By Aminah Sheikh


Let’s get down to brass tacks. Why do you write?

I write because I love to write. From childhood I have loved reading, and it was a natural progression to write stories as I grew older.

Tell us about your most recent book or writing project. What were you trying to say or achieve with it?

My publisher, Speaking Tiger, published my novel, Son of the Thundercloud in December 2016. It is the story of the Christ-child growing up as a Naga boy. I experimented with placing a well-known story in a completely different setting and giving it a different cultural background, transferring the mystery elements with it. It gave me the freedom to write about things that are very close to my heart: kindness, love and what my publisher calls the eternal aspect of life and love.

Describe your writing aesthetic.

It depends on whether I am writing fiction or non-fiction. Some books stay in my head for a long time before they come out on paper. I have writing bouts where I begin my days with writing and don’t stop until the last chapter as I don’t like leaving anything unfinished. If I am writing poetry, I go out of doors, sit in a cafe or sit by the boats alone for hours.

Who are your favorite authors?

Moris Farhi, Hugh McLellan, Ben Okri, Robin Ngangom, Tim Winton, Astrid Lindgren, Graham Cooke, Max Lucado, Michael Leunig, etc.

What’s the most challenging piece of writing you’ve attempted? Tell us why.

It would probably be MARI, a book on the Second World War and the Japanese Invasion of India via the Naga Hills. I used my aunt Mari’s diary and her memories and my mother’s memories to reconstruct the Kohima town as they knew it 60 odd years ago. Reconstructing historical events and details is both challenging and fascinating.

son-of-thundercloud_e-bookGrey Earth

When he had been travelling for two weeks, perhaps more,   he could not be sure, Pele came to the base of a black mountain. His feet hurt and his white canvas shoes were brown with dust. There had been no big roads, just narrow mountain paths that he followed up and down until they brought him to some human settlement or a solitary dwelling. He would partake of the hospitality of the starving inhabitants and continue on his journey.

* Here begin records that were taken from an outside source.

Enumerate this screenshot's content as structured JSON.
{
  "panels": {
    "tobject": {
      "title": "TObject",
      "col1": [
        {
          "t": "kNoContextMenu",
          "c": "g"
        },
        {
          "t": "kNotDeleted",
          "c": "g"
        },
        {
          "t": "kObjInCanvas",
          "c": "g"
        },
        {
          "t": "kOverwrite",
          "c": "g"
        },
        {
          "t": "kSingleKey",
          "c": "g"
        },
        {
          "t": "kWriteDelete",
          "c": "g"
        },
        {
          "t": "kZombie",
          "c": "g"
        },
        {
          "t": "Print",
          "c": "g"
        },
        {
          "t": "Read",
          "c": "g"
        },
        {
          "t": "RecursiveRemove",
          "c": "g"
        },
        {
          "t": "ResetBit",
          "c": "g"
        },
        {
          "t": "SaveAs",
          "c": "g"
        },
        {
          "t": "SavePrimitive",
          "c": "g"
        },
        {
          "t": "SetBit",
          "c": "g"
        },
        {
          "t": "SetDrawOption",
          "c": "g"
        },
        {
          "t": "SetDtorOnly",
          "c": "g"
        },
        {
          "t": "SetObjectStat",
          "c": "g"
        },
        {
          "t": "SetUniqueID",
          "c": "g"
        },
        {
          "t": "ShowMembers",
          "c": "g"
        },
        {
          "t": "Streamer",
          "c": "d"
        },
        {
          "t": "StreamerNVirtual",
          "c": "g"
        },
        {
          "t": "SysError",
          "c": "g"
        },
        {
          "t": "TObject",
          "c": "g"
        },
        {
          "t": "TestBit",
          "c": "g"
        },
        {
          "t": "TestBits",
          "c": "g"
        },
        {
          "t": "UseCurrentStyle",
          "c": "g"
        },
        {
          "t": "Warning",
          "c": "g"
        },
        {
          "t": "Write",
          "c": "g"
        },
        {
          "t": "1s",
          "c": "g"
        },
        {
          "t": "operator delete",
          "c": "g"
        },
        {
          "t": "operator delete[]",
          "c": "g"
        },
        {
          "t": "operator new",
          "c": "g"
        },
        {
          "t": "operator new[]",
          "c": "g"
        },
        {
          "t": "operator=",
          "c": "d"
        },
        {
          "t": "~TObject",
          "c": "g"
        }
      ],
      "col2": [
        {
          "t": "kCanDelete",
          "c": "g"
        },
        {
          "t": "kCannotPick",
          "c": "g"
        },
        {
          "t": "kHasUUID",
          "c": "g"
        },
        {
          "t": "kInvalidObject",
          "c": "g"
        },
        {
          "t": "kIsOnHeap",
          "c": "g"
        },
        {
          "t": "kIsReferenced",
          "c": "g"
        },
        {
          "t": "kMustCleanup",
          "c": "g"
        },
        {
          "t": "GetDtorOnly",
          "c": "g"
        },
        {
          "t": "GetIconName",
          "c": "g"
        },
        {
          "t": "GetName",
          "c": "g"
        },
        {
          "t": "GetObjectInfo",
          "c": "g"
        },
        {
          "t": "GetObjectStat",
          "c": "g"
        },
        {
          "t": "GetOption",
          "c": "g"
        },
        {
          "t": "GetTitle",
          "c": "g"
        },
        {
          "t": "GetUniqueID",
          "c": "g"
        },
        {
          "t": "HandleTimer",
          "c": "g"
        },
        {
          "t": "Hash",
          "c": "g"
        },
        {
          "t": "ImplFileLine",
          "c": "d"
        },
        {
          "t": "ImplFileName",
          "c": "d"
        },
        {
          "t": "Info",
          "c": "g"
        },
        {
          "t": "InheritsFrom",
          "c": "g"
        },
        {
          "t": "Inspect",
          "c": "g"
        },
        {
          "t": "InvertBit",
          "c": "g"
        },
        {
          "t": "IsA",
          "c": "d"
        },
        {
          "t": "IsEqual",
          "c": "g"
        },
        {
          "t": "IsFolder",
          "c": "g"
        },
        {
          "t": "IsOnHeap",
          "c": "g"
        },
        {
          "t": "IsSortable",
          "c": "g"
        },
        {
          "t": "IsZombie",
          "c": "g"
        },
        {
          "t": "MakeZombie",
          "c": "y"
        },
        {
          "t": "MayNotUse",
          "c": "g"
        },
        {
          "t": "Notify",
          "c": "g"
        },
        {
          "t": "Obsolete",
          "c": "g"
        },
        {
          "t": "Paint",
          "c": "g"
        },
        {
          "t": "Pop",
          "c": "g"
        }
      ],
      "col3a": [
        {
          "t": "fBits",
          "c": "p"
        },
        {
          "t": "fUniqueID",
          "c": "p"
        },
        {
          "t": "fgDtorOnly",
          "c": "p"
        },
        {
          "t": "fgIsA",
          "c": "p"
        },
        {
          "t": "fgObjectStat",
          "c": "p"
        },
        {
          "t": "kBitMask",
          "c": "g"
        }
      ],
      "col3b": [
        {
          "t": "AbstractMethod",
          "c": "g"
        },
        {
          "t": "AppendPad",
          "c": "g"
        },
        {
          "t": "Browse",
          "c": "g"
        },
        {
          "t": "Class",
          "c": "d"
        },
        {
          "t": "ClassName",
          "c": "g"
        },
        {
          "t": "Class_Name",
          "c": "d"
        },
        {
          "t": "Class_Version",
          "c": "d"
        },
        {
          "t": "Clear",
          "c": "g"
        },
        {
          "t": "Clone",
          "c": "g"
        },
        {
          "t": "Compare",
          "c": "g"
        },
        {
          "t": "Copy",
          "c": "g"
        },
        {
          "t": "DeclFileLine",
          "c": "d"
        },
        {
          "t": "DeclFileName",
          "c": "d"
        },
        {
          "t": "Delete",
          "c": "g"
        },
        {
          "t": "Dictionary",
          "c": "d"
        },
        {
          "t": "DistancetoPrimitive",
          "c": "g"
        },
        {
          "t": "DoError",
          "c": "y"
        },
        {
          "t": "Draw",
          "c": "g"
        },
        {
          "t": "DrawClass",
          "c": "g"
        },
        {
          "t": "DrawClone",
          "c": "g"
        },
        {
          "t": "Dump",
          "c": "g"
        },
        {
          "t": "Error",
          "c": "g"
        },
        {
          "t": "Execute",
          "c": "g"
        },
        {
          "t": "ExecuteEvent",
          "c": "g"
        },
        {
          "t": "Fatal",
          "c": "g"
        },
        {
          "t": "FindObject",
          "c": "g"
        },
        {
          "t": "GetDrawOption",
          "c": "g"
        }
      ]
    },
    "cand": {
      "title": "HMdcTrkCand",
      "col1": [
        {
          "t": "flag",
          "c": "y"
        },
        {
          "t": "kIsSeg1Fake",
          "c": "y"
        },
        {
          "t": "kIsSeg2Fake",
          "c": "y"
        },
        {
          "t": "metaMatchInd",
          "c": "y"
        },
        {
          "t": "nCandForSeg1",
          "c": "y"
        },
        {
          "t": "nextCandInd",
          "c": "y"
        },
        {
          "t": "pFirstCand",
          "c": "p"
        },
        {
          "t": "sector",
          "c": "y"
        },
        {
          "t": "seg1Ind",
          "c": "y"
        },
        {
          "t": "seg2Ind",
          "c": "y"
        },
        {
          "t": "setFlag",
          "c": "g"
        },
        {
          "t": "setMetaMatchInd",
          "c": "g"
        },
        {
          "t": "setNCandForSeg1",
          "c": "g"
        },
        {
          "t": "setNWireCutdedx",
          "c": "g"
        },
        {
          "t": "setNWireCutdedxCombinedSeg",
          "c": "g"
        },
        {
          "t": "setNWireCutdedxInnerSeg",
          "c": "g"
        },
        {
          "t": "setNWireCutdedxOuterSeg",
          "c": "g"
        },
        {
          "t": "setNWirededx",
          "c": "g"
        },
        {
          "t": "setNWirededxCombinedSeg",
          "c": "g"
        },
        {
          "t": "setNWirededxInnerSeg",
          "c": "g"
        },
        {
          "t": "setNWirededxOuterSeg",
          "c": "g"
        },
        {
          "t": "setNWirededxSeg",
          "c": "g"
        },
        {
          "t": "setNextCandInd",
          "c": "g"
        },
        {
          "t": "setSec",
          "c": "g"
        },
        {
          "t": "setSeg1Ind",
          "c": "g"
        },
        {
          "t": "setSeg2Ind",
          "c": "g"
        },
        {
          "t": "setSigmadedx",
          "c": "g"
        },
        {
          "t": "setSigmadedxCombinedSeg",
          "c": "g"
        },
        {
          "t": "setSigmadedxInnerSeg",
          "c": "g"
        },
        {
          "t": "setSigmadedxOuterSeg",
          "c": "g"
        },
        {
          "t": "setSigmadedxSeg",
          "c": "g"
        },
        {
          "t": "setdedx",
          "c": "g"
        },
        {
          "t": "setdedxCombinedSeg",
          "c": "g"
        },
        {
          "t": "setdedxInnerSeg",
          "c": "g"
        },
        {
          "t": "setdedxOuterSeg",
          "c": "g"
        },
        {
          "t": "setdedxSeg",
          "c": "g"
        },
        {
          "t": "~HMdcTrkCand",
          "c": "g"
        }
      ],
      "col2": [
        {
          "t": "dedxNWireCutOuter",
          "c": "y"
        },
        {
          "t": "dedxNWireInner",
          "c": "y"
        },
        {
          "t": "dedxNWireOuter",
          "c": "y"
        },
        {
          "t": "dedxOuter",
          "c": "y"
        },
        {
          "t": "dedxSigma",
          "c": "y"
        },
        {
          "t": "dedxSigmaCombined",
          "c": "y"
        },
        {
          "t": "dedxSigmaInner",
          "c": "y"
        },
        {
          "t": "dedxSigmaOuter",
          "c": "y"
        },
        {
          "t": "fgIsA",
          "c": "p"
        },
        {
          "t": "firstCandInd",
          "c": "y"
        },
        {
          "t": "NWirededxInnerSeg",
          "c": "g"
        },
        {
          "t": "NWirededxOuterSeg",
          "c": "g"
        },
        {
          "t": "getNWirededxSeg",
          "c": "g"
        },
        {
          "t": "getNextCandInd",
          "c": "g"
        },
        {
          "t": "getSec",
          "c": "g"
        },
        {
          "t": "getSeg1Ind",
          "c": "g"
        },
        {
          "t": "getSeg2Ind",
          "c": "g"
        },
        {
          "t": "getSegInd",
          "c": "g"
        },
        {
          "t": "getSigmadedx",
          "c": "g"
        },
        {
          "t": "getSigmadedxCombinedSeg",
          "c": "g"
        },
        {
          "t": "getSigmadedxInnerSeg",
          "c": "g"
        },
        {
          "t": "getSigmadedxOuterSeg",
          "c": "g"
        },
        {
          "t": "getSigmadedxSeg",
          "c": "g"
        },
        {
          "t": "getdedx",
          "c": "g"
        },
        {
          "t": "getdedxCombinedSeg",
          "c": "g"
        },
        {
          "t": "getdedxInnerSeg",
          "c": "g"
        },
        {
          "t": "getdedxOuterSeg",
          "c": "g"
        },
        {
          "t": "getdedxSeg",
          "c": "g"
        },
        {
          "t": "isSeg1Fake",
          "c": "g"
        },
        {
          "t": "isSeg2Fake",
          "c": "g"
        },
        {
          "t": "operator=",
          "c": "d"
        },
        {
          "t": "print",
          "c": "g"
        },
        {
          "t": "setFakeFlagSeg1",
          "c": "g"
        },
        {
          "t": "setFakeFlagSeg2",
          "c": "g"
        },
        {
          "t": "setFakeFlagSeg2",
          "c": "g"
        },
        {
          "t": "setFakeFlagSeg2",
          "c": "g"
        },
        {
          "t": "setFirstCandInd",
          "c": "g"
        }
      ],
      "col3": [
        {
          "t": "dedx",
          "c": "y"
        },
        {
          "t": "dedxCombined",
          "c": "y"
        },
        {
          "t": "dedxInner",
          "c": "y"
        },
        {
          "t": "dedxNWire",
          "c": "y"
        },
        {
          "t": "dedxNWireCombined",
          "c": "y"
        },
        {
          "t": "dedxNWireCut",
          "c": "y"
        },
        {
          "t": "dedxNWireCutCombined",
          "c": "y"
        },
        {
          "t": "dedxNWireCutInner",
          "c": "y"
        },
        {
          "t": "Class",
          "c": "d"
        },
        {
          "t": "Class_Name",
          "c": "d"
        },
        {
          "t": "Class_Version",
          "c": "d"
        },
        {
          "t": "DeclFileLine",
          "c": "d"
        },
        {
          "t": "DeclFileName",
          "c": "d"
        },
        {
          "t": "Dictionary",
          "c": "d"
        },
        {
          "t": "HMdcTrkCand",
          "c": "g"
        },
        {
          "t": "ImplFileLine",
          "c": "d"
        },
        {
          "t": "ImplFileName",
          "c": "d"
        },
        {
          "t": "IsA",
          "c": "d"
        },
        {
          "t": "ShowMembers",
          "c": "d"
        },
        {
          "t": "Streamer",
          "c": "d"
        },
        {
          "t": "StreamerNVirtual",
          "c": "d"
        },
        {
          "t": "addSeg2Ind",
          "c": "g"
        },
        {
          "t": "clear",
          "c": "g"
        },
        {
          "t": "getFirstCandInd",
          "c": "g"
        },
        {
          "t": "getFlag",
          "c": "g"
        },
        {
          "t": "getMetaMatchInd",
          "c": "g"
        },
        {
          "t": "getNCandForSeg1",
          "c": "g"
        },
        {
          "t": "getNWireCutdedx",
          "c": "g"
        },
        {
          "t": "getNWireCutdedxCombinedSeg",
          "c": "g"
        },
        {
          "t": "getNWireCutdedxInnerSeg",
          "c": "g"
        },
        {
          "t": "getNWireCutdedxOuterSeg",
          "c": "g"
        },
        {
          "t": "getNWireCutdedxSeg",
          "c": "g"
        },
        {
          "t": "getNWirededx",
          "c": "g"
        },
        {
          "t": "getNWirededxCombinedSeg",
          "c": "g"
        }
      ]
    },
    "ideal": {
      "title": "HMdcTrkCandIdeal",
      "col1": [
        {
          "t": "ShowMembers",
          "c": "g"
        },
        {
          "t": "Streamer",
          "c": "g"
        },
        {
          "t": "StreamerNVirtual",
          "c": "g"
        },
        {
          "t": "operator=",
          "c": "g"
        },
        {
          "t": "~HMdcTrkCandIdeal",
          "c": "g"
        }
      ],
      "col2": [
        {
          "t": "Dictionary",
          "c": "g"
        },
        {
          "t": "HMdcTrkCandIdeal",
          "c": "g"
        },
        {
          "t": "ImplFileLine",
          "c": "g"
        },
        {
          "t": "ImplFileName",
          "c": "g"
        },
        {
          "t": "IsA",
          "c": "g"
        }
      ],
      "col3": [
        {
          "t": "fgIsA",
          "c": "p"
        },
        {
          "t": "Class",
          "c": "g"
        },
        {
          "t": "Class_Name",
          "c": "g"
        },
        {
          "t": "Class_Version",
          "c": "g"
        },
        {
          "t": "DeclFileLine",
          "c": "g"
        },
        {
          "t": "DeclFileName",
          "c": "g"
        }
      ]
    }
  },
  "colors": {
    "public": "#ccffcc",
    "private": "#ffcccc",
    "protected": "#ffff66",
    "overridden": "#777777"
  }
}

Everywhere he stopped, he was told he should go to the Village of Weavers. Rumour had it that there was enough food and water to be found there. They might let him stay and build a home. In the last habitation where he was told this, a man gave him detailed directions to the Village of Weavers.

Pele decided to go, if only to keep travelling. He did not know if he wanted to build a home. He did not know what he wanted; except hunger, thirst and physical pain, he felt nothing. The journey could take him anywhere, or nowhere. The mountain lay between him and the Village of Weavers. It was a hard climb and when he reached the top, the sun had begun to sink low on the horizon. Pele stopped in his tracks and looked around him. He had never seen such desolation in all his travels. Before him stretched miles of barrenness. The earth was so dry that the soil no longer looked like soil. It had cracked apart, every brittle vein and ligament exposed, looking more like sun-dried sponge with big holes running through the sod. The brown colour had gone from the soil and if the traveller were to describe it, he would call it grey, death-grey. It had long given up the struggle to sustain any form of life. His eyes scanned the horizon for people, though he asked himself how anyone could possibly survive here.

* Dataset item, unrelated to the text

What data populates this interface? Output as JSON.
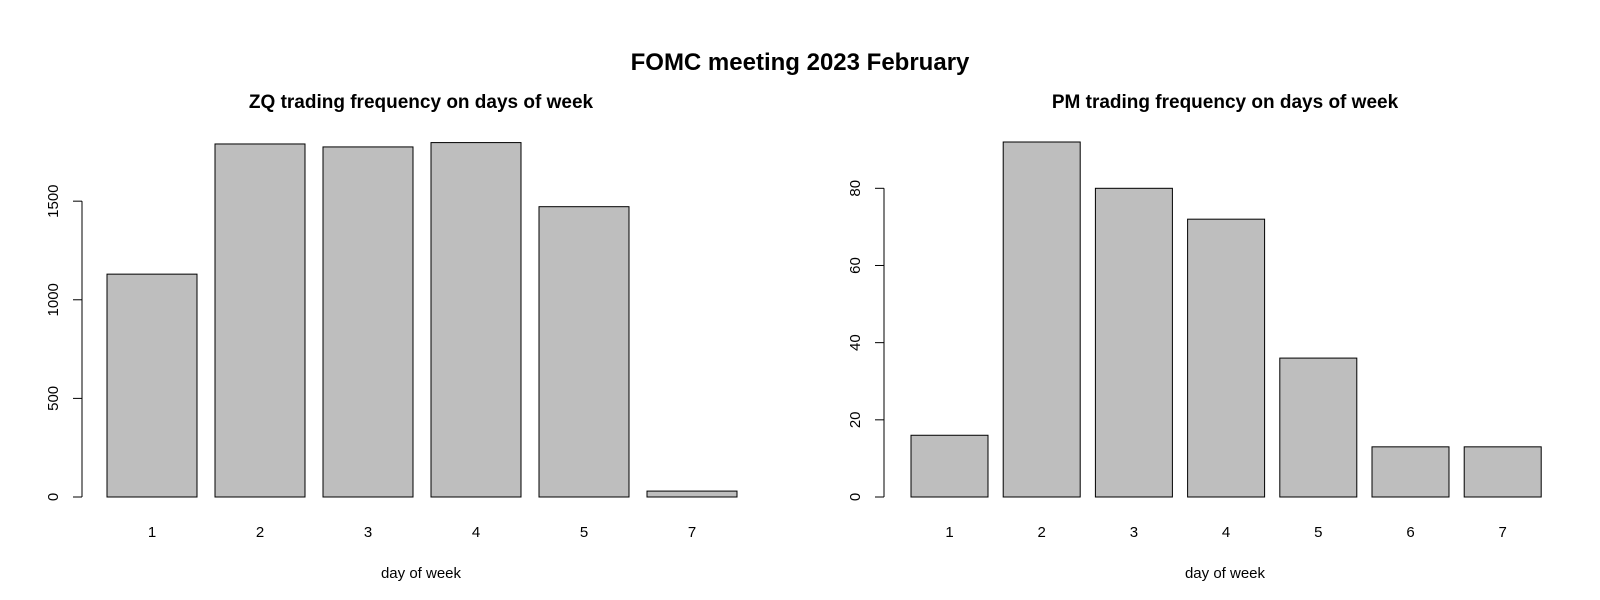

To the east, he saw a knot of houses. But as he began his descent, he saw that they were dilapidated sheds crumbling to the ground, the few remaining posts vainly holding up the overhanging roofs of thatch. They looked as desolate as the dead fields. Everything looked abandoned. He decided to spend the night in one of the ruins and set out early for whatever else lay in his path. He was some distance from the base of the mountain when he saw movement. Two  dark figures emerged out of the sheds and stopped by a large rock, looking up at him. Were they human or were they spirits? He could not tell. His pace slowed down; he was surprised that he could still feel fear after weeks of lonely travel. He watched as the figures began to move again, almost gliding through the air rather than walking  on the dead earth. And as they came closer, something calmed him a little.

It was only when they spoke that he realized they were human. ‘You have come far, traveller. We have no food, but you may shelter in our house. That is our way.  We  never turn   a traveller away and it will soon be night, so you may be our guest.’